There was so much in these final chapters that I really didn’t know what to
cover in the final couple of blog posts, so I thought that for a bit of a
change I would re-read a section each night and blog on that.
Here is my first for the week.
Chapter 6, ‘Face
Forward’
In this chapter Wolfe looks at our ‘orientation’, “…your
fundamental orientation can either be looking backward or forward. It cannot be
both.” (p. 94) He states that we all have pasts (whether good or bad),
We all carry with us
memories like these, whether bitter or sweet, but some people, unfortunately,
are obsessed with them. The past dominates their thinking.
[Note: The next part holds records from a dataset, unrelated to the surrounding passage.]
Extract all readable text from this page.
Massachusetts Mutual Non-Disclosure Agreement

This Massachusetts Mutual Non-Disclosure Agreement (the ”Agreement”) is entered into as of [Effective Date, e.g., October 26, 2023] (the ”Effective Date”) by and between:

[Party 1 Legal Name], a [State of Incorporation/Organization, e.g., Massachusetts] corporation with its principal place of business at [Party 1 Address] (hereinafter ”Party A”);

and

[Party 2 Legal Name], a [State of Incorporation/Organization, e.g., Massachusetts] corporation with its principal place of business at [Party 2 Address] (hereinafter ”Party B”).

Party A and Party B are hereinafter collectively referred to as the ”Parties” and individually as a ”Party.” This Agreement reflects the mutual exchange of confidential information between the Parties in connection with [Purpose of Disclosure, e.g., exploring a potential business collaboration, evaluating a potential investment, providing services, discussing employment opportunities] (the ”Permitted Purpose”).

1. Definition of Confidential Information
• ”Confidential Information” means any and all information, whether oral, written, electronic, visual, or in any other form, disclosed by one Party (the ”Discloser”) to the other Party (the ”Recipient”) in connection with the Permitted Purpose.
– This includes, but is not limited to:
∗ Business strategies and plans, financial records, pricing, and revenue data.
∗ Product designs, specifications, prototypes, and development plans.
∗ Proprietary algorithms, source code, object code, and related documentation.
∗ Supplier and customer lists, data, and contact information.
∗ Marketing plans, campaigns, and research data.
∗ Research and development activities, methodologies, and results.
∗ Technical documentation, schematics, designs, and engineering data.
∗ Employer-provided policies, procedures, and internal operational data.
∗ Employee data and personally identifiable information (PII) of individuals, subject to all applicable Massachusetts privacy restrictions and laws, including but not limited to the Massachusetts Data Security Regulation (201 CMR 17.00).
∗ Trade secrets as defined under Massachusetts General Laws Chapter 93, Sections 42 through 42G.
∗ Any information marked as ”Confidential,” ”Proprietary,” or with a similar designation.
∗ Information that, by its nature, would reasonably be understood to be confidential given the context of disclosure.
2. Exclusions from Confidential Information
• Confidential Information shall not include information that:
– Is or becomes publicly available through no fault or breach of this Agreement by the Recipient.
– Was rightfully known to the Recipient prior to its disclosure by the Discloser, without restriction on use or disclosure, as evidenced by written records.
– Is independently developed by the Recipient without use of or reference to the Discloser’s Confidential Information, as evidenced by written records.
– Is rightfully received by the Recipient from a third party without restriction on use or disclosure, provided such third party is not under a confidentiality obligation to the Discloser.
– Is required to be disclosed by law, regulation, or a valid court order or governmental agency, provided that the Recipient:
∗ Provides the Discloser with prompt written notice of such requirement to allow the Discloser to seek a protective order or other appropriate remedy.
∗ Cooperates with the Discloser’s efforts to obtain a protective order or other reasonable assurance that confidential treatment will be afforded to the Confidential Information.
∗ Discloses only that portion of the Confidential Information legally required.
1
It consumes their
energies. It determines their mood. It defines who they are. They are stuck
trying to recreate the past, or to erase it, or to avenge it, or to deaden
their hearts so that they no longer feel anything about it. They may even find
themselves torn, feeling drawn to the past one day and then haunted by it the
next. (p. 94)
His pastoral concern comes to the forefront in this chapter.
He treads delicately, he is sympathetic, but he will not give any ground away.
Wolfe uses the apostle Paul as our example in this. Wolfe unpacks what Paul
means by “forgetting what lies behind” in Philippians 3; that it is not a
failure to recall (because Paul has just described those very things and
recalls his and other Christian’s sins throughout his writings in the New
Testament), but it is that his orientation in life is not going backwards, but
“straining forward”, pressing on “toward the goal for the prize of the upward
call of God in Christ Jesus” (Phil 3:13-14).
Our future orientation firmly rests on Christ’s death and
resurrection in the past, we do not forget them! We have been forgiven,
completely, just as Paul was. Wolfe makes this clear. It is in our knowledge of
our forgiven state that we can look forward with confidence and hope.
We need to remember. Pain and sorrow, as horrible as they are, point us
forward to a time when there will be no more sin and no more death.
(As a side note, my one difficulty with this chapter was the
exclusive use of the Westminster Confession for one whole point on God allowing
Christian’s to remain in sin for a season (pp.102-3). I certainly would have
appreciated some biblical input here!)